Results from GTMC's final quarter transaction survey of 2013 revealed sales among TMCs grew by 7% compared to the same quarter in 2012.
This outweighs UK GDP figures for the same quarter, which saw the economy record 0.7% growth, the GTMC said.
GTMC membership accounts for more than 80% of UK expenditure on managed business travel.
The survey found hotel sales rose by 15% in the three months to December 2013 when compared to the same period in 2012. Rail saw a 7% increase in the same quarter and air sales increased by 4%.
A decrease of 3% in the quarter on ‘other’ services such as, consultancy services, ferries, visas, currency exchange and meet and greet, was countered with a 6% increase for the year-on-year comparison.
GTMC’s chief executive, Paul Wait, said: “The year end transaction figures are very positive, proving that business travel is continuing to go from strength to strength.

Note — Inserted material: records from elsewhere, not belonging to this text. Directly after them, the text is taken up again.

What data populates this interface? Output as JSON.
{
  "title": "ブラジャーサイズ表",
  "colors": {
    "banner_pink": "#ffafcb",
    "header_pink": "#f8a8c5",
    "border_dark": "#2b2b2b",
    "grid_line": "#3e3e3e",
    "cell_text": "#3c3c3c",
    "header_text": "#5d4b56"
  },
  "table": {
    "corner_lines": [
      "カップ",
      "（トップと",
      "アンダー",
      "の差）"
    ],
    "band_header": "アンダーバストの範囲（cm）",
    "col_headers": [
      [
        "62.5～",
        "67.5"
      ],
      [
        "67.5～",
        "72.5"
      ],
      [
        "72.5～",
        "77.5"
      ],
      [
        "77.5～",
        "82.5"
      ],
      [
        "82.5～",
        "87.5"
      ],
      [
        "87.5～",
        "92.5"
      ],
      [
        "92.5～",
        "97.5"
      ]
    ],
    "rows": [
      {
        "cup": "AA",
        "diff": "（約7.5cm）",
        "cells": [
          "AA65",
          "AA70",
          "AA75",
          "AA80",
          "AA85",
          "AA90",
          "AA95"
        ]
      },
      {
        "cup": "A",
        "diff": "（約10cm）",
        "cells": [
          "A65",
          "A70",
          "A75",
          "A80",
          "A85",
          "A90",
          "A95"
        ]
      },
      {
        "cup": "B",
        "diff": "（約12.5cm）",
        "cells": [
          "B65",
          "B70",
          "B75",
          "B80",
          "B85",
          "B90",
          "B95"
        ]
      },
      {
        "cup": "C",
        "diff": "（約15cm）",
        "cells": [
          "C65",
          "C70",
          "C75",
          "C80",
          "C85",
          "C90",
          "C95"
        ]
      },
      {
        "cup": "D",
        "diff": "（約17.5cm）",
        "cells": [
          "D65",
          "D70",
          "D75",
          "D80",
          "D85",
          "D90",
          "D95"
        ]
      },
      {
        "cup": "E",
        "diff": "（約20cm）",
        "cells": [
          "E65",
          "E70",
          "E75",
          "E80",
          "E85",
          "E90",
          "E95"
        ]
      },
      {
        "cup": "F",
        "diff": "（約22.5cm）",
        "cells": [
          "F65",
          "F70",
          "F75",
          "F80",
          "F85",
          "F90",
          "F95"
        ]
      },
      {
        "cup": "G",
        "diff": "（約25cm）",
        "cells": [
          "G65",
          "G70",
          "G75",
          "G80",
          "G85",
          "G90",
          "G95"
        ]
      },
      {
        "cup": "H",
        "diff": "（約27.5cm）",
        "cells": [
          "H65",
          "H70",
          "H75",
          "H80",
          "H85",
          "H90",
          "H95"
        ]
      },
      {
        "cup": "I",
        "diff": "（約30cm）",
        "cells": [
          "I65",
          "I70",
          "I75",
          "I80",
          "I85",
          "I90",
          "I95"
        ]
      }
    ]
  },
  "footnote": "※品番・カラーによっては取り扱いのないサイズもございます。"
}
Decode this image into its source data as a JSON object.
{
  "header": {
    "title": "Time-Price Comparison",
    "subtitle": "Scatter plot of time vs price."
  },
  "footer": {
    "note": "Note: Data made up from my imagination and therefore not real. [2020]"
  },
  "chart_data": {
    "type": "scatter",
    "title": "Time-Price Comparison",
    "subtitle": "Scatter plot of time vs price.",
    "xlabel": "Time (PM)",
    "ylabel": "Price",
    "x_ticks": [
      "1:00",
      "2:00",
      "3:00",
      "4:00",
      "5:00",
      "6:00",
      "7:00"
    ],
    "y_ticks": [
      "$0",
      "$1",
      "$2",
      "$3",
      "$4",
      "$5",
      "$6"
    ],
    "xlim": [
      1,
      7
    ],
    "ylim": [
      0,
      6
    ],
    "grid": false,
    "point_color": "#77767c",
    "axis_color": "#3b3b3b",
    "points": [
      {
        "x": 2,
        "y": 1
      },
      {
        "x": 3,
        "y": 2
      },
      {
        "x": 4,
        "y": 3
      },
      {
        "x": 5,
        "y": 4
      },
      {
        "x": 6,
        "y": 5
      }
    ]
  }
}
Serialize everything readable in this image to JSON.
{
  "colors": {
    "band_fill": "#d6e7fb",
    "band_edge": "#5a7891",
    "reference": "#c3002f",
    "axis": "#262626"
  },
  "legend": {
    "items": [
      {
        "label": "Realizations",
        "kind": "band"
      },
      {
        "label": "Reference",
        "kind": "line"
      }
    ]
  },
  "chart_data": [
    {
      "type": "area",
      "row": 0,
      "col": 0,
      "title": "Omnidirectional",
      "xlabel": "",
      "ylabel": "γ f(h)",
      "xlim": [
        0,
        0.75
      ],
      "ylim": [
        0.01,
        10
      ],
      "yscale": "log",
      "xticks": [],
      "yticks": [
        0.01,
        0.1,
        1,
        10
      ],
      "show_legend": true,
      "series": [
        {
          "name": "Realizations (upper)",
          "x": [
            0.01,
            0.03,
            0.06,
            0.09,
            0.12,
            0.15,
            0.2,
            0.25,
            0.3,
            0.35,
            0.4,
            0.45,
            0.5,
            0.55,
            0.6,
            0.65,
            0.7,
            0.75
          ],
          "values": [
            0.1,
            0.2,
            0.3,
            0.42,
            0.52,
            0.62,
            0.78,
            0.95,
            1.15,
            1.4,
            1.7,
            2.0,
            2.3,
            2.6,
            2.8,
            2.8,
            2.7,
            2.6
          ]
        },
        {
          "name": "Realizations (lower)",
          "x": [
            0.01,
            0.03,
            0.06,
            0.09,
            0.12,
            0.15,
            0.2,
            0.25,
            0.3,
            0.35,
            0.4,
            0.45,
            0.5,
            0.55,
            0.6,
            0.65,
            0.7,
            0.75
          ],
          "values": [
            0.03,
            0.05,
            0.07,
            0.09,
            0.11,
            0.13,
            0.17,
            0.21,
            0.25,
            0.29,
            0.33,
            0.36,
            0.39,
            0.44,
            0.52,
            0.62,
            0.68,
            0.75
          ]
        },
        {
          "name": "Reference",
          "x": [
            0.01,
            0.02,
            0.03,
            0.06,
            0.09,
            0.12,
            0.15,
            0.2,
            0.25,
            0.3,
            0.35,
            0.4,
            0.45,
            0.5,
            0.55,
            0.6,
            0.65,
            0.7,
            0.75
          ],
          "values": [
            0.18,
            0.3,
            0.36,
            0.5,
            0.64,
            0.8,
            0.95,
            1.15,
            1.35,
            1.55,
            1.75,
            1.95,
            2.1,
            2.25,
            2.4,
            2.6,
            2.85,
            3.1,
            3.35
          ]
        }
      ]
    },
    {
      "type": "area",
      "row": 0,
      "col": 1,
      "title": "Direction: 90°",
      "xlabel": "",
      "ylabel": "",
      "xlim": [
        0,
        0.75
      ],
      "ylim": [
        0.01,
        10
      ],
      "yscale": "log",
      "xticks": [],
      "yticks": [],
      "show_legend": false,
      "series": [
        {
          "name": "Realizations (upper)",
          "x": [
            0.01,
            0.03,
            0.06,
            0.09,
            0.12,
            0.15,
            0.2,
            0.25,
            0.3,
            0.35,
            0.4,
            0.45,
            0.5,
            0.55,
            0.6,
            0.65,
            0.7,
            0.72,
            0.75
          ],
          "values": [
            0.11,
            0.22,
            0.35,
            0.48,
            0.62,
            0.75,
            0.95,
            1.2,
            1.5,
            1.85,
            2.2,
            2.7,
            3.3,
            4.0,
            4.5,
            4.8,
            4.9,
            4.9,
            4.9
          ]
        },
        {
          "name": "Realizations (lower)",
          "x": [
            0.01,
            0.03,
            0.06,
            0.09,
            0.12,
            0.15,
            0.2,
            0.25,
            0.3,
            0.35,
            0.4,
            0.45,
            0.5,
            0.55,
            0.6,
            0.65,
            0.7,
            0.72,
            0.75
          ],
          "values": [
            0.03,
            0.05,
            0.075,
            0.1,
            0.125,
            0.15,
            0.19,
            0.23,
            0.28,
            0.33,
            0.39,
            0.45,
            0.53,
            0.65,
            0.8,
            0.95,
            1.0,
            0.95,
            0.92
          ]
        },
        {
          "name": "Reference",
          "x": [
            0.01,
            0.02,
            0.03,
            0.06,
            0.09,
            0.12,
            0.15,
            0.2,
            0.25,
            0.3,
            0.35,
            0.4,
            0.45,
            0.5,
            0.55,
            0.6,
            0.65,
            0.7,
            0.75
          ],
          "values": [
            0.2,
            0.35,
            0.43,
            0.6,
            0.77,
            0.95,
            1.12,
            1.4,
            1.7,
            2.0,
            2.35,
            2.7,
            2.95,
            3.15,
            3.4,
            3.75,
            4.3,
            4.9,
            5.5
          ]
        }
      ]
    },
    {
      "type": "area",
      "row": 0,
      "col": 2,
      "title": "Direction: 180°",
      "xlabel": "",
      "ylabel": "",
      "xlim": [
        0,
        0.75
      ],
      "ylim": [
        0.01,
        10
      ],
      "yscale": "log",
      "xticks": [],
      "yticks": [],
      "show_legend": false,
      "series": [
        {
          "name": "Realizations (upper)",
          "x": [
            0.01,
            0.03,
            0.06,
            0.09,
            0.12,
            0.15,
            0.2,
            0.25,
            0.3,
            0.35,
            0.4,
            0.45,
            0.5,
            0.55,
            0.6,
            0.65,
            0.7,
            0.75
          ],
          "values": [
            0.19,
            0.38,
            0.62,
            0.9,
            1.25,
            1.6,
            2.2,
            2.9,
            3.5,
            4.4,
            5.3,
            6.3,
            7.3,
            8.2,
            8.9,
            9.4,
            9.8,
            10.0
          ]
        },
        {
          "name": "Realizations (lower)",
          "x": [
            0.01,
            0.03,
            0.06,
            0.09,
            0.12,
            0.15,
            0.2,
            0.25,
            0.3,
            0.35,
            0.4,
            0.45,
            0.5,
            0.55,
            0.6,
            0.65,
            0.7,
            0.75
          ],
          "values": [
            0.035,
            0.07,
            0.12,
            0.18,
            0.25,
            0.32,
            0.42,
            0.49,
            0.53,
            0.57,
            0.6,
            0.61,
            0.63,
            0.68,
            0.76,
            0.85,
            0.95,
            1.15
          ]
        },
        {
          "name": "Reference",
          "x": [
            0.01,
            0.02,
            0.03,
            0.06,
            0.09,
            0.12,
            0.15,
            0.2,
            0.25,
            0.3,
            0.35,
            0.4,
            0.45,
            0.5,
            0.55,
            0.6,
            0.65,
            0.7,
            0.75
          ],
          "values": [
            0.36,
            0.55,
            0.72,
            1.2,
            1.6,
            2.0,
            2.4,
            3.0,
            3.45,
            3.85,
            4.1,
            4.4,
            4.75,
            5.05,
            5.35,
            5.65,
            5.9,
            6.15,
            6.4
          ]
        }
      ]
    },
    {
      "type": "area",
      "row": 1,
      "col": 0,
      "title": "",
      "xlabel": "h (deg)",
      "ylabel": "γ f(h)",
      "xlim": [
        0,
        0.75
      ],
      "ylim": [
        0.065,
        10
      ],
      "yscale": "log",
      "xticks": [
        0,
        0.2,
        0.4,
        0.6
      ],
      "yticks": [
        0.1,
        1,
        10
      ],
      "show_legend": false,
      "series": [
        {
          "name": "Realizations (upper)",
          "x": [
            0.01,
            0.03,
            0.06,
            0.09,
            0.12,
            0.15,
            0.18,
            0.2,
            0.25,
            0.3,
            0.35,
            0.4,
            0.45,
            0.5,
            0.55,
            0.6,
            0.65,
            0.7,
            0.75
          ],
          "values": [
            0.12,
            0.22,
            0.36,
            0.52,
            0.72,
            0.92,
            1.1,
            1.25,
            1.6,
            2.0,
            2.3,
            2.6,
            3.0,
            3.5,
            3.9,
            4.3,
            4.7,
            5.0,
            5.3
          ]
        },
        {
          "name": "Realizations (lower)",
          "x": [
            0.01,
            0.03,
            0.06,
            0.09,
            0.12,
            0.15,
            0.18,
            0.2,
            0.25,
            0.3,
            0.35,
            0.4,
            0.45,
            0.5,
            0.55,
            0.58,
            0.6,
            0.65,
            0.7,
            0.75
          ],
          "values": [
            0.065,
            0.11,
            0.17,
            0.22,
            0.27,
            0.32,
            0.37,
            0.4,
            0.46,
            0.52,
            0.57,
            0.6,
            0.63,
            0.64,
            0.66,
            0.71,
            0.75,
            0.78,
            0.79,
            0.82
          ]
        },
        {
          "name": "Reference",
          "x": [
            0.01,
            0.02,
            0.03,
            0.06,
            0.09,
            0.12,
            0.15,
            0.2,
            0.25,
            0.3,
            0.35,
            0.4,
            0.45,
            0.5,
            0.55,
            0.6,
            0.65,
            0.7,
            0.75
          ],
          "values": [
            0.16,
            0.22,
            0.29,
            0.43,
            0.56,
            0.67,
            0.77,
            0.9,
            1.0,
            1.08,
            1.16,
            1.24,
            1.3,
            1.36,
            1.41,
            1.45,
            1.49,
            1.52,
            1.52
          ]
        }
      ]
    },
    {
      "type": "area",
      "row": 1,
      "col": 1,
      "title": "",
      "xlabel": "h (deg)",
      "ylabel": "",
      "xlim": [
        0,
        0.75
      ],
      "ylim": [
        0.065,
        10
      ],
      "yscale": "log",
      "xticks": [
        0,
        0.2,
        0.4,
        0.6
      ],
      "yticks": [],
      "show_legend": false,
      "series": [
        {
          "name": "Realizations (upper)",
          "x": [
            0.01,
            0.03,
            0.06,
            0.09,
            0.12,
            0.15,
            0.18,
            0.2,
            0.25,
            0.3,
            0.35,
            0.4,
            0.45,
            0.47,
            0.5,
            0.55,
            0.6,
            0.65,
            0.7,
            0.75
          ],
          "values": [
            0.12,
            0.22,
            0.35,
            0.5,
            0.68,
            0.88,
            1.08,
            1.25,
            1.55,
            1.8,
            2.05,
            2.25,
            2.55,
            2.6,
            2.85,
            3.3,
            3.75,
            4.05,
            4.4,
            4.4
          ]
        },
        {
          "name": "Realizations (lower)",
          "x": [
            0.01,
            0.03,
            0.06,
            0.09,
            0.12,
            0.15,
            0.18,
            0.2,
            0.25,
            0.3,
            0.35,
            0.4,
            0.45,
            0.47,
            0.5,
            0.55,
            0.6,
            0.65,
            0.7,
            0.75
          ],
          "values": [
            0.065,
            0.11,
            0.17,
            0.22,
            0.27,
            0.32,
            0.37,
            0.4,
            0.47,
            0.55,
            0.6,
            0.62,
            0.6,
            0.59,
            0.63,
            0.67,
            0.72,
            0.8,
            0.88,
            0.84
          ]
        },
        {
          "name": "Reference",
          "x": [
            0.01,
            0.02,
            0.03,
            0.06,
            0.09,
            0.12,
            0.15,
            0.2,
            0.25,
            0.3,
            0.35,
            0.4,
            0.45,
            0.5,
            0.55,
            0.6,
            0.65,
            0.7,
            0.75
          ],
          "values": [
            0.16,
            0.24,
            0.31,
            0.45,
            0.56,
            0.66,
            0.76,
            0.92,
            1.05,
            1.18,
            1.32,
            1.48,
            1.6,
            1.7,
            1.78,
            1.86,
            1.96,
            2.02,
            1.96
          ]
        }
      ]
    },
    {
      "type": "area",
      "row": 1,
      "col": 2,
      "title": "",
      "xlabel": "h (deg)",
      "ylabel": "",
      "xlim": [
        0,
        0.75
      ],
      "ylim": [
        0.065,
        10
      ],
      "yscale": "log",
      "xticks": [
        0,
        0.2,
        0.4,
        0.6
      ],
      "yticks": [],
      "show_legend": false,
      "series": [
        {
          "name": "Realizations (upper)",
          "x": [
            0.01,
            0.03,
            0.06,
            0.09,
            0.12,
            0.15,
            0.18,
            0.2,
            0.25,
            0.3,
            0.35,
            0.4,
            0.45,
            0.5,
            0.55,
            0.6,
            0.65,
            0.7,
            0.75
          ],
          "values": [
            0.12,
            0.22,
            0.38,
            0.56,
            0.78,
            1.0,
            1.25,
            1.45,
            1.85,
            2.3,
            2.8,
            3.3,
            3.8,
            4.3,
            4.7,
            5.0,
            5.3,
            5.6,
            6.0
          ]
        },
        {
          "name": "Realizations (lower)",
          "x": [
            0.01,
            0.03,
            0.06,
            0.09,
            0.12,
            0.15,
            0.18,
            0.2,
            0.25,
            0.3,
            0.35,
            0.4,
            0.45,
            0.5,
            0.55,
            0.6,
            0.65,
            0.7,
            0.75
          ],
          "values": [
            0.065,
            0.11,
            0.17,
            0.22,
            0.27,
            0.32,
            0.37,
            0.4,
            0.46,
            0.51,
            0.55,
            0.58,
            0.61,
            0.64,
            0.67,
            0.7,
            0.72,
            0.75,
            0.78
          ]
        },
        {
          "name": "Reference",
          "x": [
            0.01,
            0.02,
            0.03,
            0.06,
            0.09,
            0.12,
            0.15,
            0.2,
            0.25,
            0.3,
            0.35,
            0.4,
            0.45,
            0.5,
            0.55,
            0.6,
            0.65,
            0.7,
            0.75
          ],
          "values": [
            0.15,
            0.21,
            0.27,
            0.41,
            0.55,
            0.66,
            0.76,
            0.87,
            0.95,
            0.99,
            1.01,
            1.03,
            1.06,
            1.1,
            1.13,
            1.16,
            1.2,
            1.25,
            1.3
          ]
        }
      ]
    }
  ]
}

“Now that the people holding the purse strings are becoming more optimistic, the overall economic outlook is positive. Confidence has a big impact on business behaviour and this attitude shift should deliver increased demand for business travel.”
Wait said with airline pricing strategies set to become more complex the need for TMC’s to bring knowledge and value to the table has never been more “crucial”.
“This is where a TMC really proves their worth in being able to ensure the travel they recommend is right – be it for budgets, business objectives, cultures or more often than not, a combination of all three,” he said.